The peculiarity is, by simply sitting quietly, a brain churns through more information in 30 seconds than the Hubble Space Telescope has processed in 30 years. I’m guessing this shouldn’t be misconstrued as all brains, whether half or whole, because when we ask a man, “What are you thinking, and he replies, “Nothing,” he means it.

More germs are transferred from shaking hands than by kissing because our lips touch less than our hands. A long, 10-second smooch transfers less bacteria than a quick handshake, so, to you cowhands, how do you feel about giving your trail boss a peck right on the lips? It all comes down to — would you rather have a communicable disease or a sock in the jaw? 

Humans have the same amount of body hair as apes, averaging 5 million hair follicles. Every man would attest that women’s legs have an abundant amount since those ladies happily use their husbands’ smooth backside as a winter leg-scratching post.

Our bodies produce heat through exercise, digesting food and just breathing. Most humans produce enough heat in 30 minutes to bring half a gallon of water to a boil, but not Gar. On any given day, I exude enough thermal temps to warm a bungalow in a blizzard. Gar, who is always cold, doesn’t have a high enough sweat index to keep his own toes warm in July on a Florida beach.

Genetically speaking, we use more DNA from our dads than our moms, and my offspring are on their knees nightly praising Jesus. It was unfortunate for me to learn that humans are 99.9 percent genetically identical. The thought of being a close relation to anyone in Washington, D.C., just makes me crankier than usual.

Every day, a heart sends 2,000 gallons of blood through our bodies, creating enough energy to drive a truck 20 miles. In a lifetime, that’s equivalent to going to the moon and back. Also in a day, the human heart beats 100,000 times, which is roughly 60 to 100 times a minute.

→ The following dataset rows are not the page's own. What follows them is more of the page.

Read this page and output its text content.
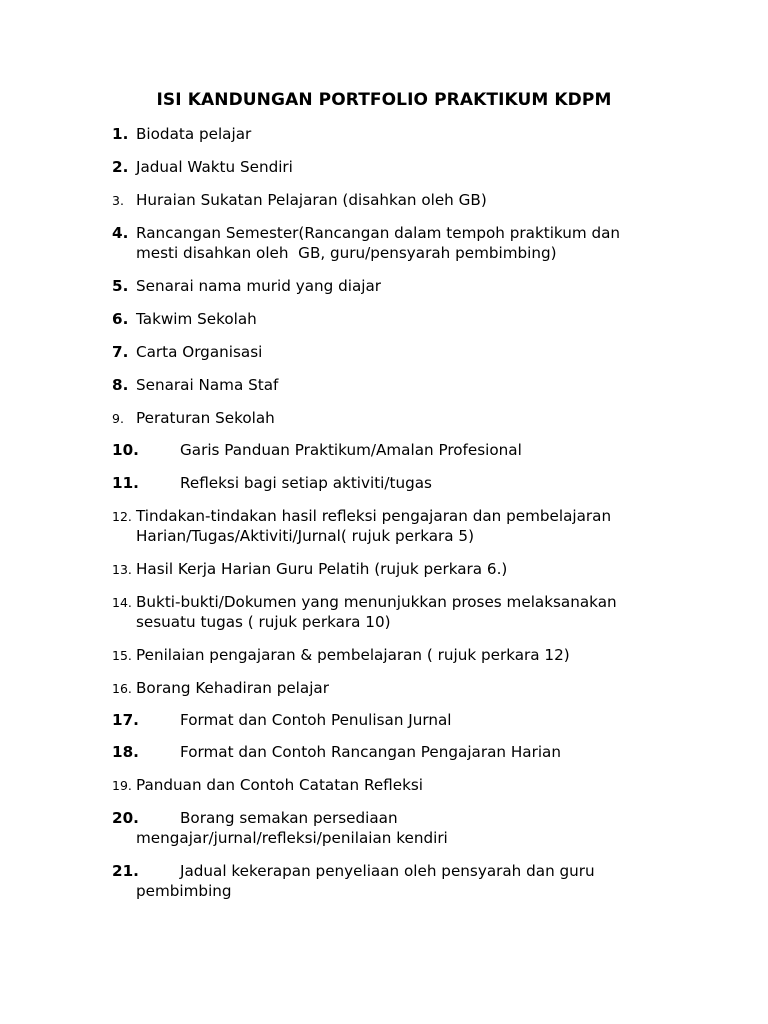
ISI KANDUNGAN PORTFOLIO PRAKTIKUM KDPM
1. Biodata pelajar
2. Jadual Waktu Sendiri
3. Huraian Sukatan Pelajaran (disahkan oleh GB)
4. Rancangan Semester(Rancangan dalam tempoh praktikum dan
mesti disahkan oleh  GB, guru/pensyarah pembimbing)
5. Senarai nama murid yang diajar
6. Takwim Sekolah
7. Carta Organisasi
8. Senarai Nama Staf
9. Peraturan Sekolah
10.	Garis Panduan Praktikum/Amalan Profesional
11.	Refleksi bagi setiap aktiviti/tugas
12. Tindakan-tindakan hasil refleksi pengajaran dan pembelajaran
Harian/Tugas/Aktiviti/Jurnal( rujuk perkara 5)
13. Hasil Kerja Harian Guru Pelatih (rujuk perkara 6.)
14. Bukti-bukti/Dokumen yang menunjukkan proses melaksanakan
sesuatu tugas ( rujuk perkara 10)
15. Penilaian pengajaran & pembelajaran ( rujuk perkara 12)
16. Borang Kehadiran pelajar
17.	Format dan Contoh Penulisan Jurnal
18.	Format dan Contoh Rancangan Pengajaran Harian
19. Panduan dan Contoh Catatan Refleksi
20.	Borang semakan persediaan
mengajar/jurnal/refleksi/penilaian kendiri
21.	Jadual kekerapan penyeliaan oleh pensyarah dan guru
pembimbing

That’s a boring, middle of the road rate since an Etruscan shrew’s heart beats 1,500 times per minute or 25 times per second.

For comparison, the blue whale, the largest animal that’s ever lived, has a heart the size of an overstuffed sofa and weighing over 1,000 pounds, yet beats only two times per minute. This, of course, is supposing we all have a heart, which my children would quickly and loudly point out, I do not.

Every 10 years, we develop a completely new skeleton and every day, we lose around 40,000 dead skin cells. If that isn’t tantalizing enough, wait, there’s more because also every day we make about 2 liters of saliva. That’s enough, every year, to fill two bathtubs. After reading all this, you can die fulfilled and loaded with useless information. I believe it to be accurate, however, as a disclaimer you should know, I’ve never let the truth get in the way of a good story.